Now that we’ve logged an experiment and registered the model associated with that experiment run, let’s observe how this information is actually stored both in the MLflow UI and in our local directory. Note that we can also get this information programmatically, but for explanatory purposes we’ll use the MLflow UI.

Step 1: Explore the mlruns Directory

Given that we’re using our local filesystem as our tracking server and model registry, let’s observe the directory structure created when running the python script in the prior step.

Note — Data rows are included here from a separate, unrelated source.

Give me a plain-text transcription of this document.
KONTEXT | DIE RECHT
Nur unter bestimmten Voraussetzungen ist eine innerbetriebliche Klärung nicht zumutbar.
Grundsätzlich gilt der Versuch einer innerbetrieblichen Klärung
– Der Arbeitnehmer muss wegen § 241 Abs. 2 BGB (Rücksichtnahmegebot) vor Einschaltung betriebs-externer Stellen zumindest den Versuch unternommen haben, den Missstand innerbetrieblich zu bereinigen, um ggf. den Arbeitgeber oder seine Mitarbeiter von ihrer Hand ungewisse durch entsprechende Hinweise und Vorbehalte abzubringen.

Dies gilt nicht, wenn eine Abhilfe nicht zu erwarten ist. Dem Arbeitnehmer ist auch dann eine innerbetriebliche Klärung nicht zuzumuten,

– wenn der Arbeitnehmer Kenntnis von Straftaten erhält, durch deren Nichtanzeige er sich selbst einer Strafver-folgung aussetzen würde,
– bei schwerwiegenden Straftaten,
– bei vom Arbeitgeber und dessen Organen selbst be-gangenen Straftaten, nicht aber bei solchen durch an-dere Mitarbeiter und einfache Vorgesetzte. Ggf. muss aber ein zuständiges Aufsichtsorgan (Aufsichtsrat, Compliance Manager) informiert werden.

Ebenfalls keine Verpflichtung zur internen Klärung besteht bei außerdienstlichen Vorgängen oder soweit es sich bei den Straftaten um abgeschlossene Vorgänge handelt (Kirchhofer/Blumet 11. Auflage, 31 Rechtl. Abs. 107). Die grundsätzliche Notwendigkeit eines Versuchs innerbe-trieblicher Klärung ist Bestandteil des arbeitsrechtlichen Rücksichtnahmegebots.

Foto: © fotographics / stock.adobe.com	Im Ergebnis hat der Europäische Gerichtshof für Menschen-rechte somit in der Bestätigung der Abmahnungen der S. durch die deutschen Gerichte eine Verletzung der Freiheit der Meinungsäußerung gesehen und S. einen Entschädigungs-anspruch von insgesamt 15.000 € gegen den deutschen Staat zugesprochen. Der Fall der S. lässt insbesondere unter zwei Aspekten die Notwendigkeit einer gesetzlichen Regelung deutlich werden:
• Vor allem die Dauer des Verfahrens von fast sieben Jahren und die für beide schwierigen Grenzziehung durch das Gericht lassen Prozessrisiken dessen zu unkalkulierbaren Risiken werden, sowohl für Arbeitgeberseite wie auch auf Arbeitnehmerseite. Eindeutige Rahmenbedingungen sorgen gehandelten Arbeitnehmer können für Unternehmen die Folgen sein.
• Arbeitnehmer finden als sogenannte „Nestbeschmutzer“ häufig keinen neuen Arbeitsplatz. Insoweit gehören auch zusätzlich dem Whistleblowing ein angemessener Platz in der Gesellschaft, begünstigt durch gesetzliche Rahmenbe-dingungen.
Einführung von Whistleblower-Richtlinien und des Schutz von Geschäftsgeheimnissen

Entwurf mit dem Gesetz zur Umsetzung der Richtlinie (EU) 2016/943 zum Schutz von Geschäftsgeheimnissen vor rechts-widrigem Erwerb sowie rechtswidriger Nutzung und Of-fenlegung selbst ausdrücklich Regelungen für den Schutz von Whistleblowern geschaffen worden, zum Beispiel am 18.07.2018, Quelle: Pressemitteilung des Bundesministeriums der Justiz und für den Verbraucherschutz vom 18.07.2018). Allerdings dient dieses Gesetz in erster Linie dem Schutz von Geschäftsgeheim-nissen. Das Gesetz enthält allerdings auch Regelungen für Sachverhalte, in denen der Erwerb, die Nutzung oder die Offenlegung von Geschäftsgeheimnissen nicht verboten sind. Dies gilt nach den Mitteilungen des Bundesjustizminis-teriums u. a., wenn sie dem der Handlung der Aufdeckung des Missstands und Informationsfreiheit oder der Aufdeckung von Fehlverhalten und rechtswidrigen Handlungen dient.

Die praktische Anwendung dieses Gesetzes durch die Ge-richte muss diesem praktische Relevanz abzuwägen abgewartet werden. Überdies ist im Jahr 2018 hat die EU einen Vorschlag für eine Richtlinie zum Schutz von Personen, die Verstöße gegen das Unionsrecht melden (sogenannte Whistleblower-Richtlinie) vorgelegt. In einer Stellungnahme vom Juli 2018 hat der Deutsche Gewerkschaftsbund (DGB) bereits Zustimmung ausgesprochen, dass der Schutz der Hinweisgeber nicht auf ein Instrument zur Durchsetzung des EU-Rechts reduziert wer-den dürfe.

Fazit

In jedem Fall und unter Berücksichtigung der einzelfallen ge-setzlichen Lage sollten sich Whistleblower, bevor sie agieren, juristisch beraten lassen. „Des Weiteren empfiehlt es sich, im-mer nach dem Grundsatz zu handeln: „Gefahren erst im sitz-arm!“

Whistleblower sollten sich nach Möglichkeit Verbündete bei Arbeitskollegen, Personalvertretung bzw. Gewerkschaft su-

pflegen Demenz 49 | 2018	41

Before diving in, it’s import to note that MLflow is designed to abstract complexity from the user and this directory structure is just for illustration purposes. Furthermore, on remote deployments, which is recommended for production use cases, the tracking server will be on object store (S3, ADLS, GCS, etc.) and the model registry will be on a relational database (PostgreSQL, MySQL, etc.).

mlruns/
├── 0/                                    # Experiment ID
│   ├── bc6dc2a4f38d47b4b0c99d154bbc77ad/ # Run ID
│   │   ├── metrics/
│   │   │   └── mse                       # Example metric file for mean squared error
│   │   ├── artifacts/                    # Artifacts associated with our run
│   │   │   └── sklearn-model/
│   │   │       ├── python_env.yaml
│   │   │       ├── requirements.txt      # Python package requirements
│   │   │       ├── MLmodel               # MLflow model file with model metadata
│   │   │       ├── model.pkl             # Serialized model file
│   │   │       ├── input_example.json
│   │   │       └── conda.yaml
│   │   ├── tags/
│   │   │   ├── mlflow.user
│   │   │   ├── mlflow.source.git.commit
│   │   │   ├── mlflow.runName
│   │   │   ├── mlflow.source.name
│   │   │   ├── mlflow.log-model.history
│   │   │   └── mlflow.source.type
│   │   ├── params/
│   │   │   ├── max_depth
│   │   │   └── random_state
│   │   └── meta.yaml
│   └── meta.yaml
├── models/                               # Model Registry Directory
    ├── sk-learn-random-forest-reg-model/ # Registered model name
    │   ├── version-1/                    # Model version directory
    │   │   └── meta.yaml
    │   └── meta.yaml

The tracking server is organized by Experiment ID and Run ID and is responsible for storing our experiment artifacts, parameters, and metrics. The model registry, on the other hand, only stores metadata with pointers to our tracking server.

As you can see, flavors that support autologging provide lots of additional information out-of-the-box. Also note that even if we don’t have autologging for our model of interest, we can easily store this information with explicit logging calls.

One more interesting callout is that by default you get three way to manage your model’s environment: python_env.yaml (python virtualenv), requirements.txt (PyPi requirements), and conda.yaml (conda env).

Ok, now that we have a very high-level understanding of what is logged, let’s use the MLflow UI to view this information.

Step 2: Start the Tracking Server

In the same directory as your mlruns foder, run the below command.

mlflow server --host 127.0.0.1 --port 8080
[2024-02-05 12:43:10 -0500] [26393] [INFO] Starting gunicorn 20.1.0
[2024-02-05 12:43:10 -0500] [26393] [INFO] Listening at: http://127.0.0.1:8080 (26393)
[2024-02-05 12:43:10 -0500] [26393] [INFO] Using worker: sync
[2024-02-05 12:43:10 -0500] [26414] [INFO] Booting worker with pid: 26414
[2024-02-05 12:43:11 -0500] [26416] [INFO] Booting worker with pid: 26416
[2024-02-05 12:43:11 -0500] [26428] [INFO] Booting worker with pid: 26428
[2024-02-05 12:43:11 -0500] [26437] [INFO] Booting worker with pid: 26437

Step 3: View the Tracking Server

Assuming there are no errors, you can go to your web browser and visit http://localhost:8080 to view the MLflow UI.

First, let’s leave the experiment tracking tab and visit the model registry.

Model information from the mlflow ui.

Next, let’s add tags and a model version alias to facilitate model deployment. You can add or edit tags and aliases by clicking on the corresponding Add link or pencil icon in the model version table. Let’s…

  1. Add a model version tag with a key of problem_type and value of regression.

  2. Add a model version alias of the_best_model_ever.

Model information from the mlflow ui.